3. The exhaust gas cooler according to claim 2, characterized in that: A first rotating shaft (22) is provided at the center of the top surface of the diversion tank (2). The top of the first rotating shaft (22) penetrates the top surface of the diversion tank (2). A first bearing (24) is provided at the connection between the first rotating shaft (22) and the top surface of the diversion tank (2). A limit plate (23) is provided on the outer side of the diversion tank (2) on the top surface of the first rotating shaft (22). A first turntable (21) is provided below the first rotating shaft (22). The first turntable (21) is frustum-shaped. A connecting shaft (3) is coaxially provided on the bottom surface of the first turntable (21). The connecting shaft (3) penetrates the sealing plate (41). A second bearing (31) is provided at the connection between the connecting shaft (3) and the sealing plate (41). The length of the connecting shaft (3) extending beyond both ends of the sealing plate (41) is the same.

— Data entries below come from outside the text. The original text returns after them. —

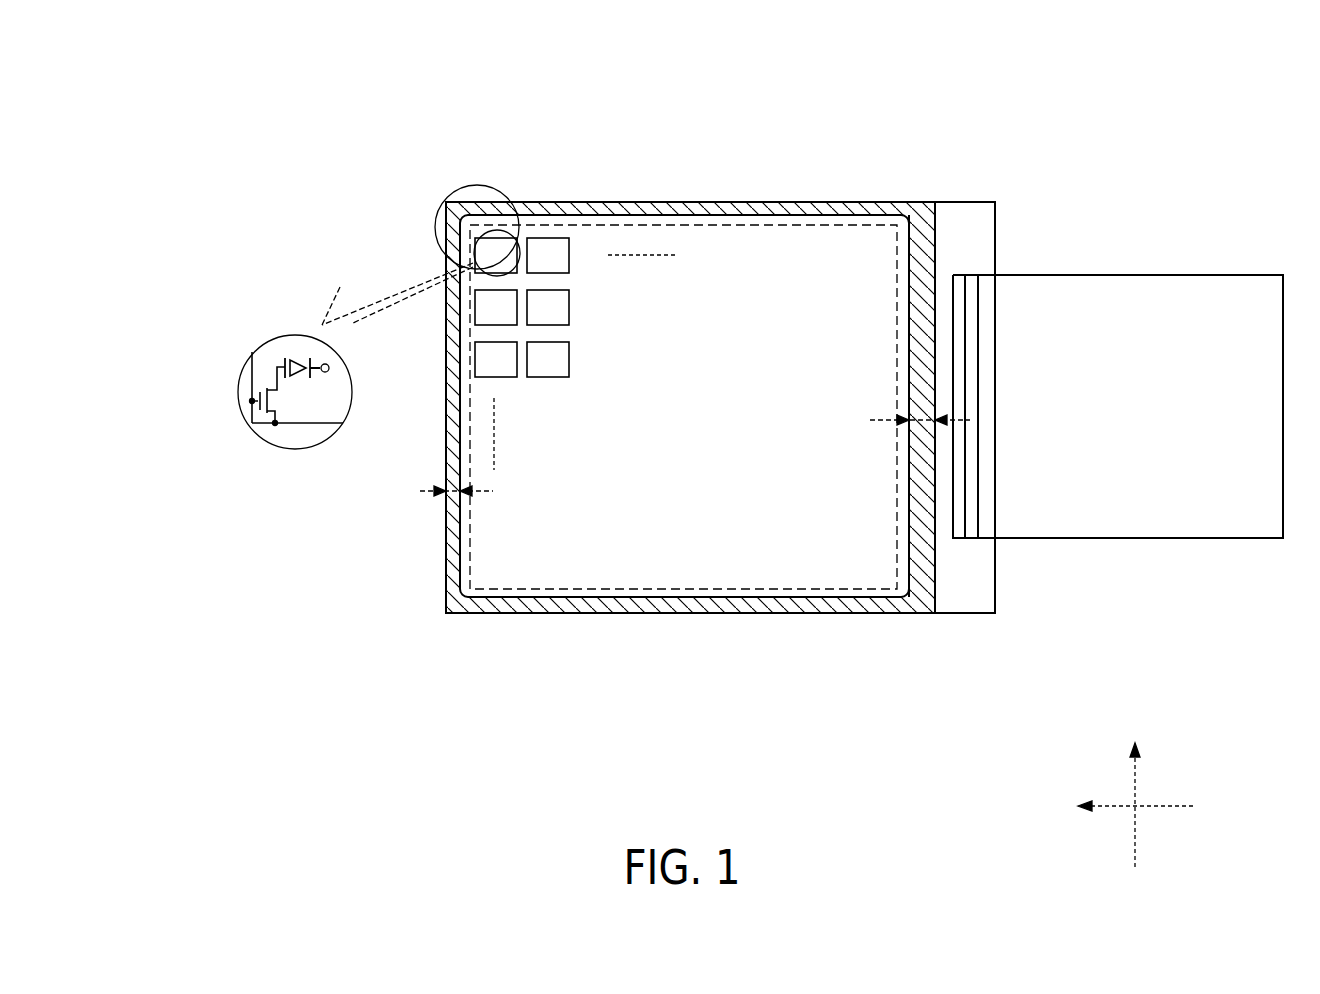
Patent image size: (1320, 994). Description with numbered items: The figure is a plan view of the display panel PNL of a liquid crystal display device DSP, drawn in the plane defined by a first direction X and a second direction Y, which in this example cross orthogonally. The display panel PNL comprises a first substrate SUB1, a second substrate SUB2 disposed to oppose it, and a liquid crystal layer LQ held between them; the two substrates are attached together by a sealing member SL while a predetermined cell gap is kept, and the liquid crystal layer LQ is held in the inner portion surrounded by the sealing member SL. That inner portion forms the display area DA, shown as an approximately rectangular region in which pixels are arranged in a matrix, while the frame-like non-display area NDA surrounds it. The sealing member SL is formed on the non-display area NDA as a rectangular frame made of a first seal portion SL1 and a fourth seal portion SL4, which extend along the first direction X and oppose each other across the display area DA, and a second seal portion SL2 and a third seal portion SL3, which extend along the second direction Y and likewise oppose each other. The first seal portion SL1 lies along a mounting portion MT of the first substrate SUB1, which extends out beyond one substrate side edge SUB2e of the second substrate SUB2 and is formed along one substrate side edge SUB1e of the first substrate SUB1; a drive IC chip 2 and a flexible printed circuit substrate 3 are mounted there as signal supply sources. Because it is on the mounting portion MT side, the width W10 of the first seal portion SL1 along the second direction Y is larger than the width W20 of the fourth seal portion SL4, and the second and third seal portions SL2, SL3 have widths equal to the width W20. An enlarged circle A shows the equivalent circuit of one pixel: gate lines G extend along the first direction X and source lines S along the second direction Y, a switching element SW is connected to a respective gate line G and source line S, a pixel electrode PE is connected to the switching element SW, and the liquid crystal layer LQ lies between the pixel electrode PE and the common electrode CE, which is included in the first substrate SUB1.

The display device DSP is at (820, 385).
The display panel PNL is at (820, 385).
The first substrate SUB1 is at (957, 595).
The second substrate SUB2 is at (852, 572).
The substrate side edge of the first substrate SUB1e is at (995, 256).
The substrate side edge of the second substrate SUB2e is at (940, 222).
The sealing member SL is at (742, 198).
The first seal portion SL1 is at (918, 473).
The second seal portion SL2 is at (706, 613).
The third seal portion SL3 is at (790, 206).
The fourth seal portion SL4 is at (446, 575).
The display area DA is at (791, 598).
The non-display area NDA is at (902, 572).
The width of the first seal portion W10 is at (893, 418).
The width of the fourth seal portion W20 is at (445, 488).
The mounting portion MT is at (972, 543).
The drive IC chip 2 is at (968, 270).
The flexible printed circuit substrate 3 is at (1220, 274).
The enlarged area A is at (447, 193).
The pixel electrode PE is at (283, 367).
The liquid crystal layer LQ is at (309, 333).
The common electrode CE is at (333, 373).
The switching element SW is at (280, 398).
The gate line G is at (252, 378).
The source line S is at (300, 423).
The first direction X is at (1134, 791).
The second direction Y is at (1125, 806).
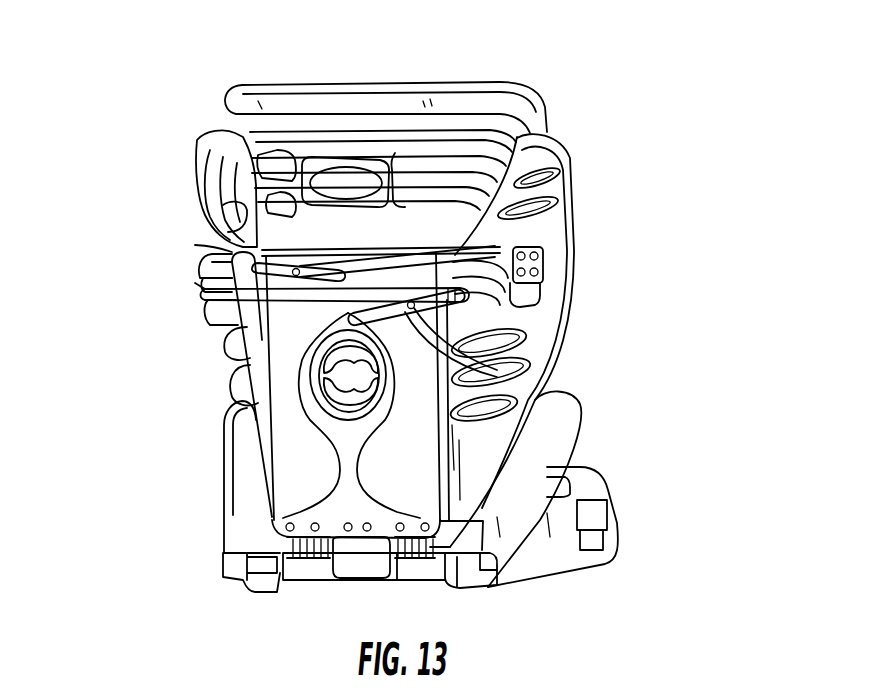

4. The exhaust gas cooler according to claim 3, characterized in that: The center of the air guide tube (12) is located at the connection between the first turntable (21) and the first rotating shaft (22), and the diversion hole (42) is located on the outer side of the bottom surface of the first turntable (21).

5. The exhaust gas cooler according to claim 4, characterized in that: The connecting shaft (3) is connected to a second turntable (5) inside the cooling tank (4). The shape of the second turntable (5) is the same as that of the cooling tank (4). The second turntable (5) and the cooling tank (4) are symmetrical to each other. A second rotating shaft (51) is provided on the bottom surface of the second turntable (5). A flow guide platform (52) is provided at the other end of the second rotating shaft (51). A flow guide seat (53) is provided at the other end of the flow guide platform (52). The second turntable (5), the second rotating shaft (51) and the flow guide platform (52) are connected internally. The flow guide seat (53) is connected to the flow guide platform (52). The other end of the flow guide seat (53) penetrates the bottom surface of the cooling water tank (7) and is located inside the cooling water tank (7).

6. The exhaust gas cooler according to claim 5, characterized in that: The second turntable (5), the second rotating shaft (51), the flow-guiding platform (52) and the flow-guiding seat (53) are all made of materials with good thermal conductivity.

7. The exhaust gas cooler according to claim 6, characterized in that: A circulation pipe (71) is provided at the center of both sides of the cooling water tank (7). The circulation pipe (71) penetrates the side wall of the cooling water tank (7), and the pair of circulation pipes (71) are symmetrical to each other.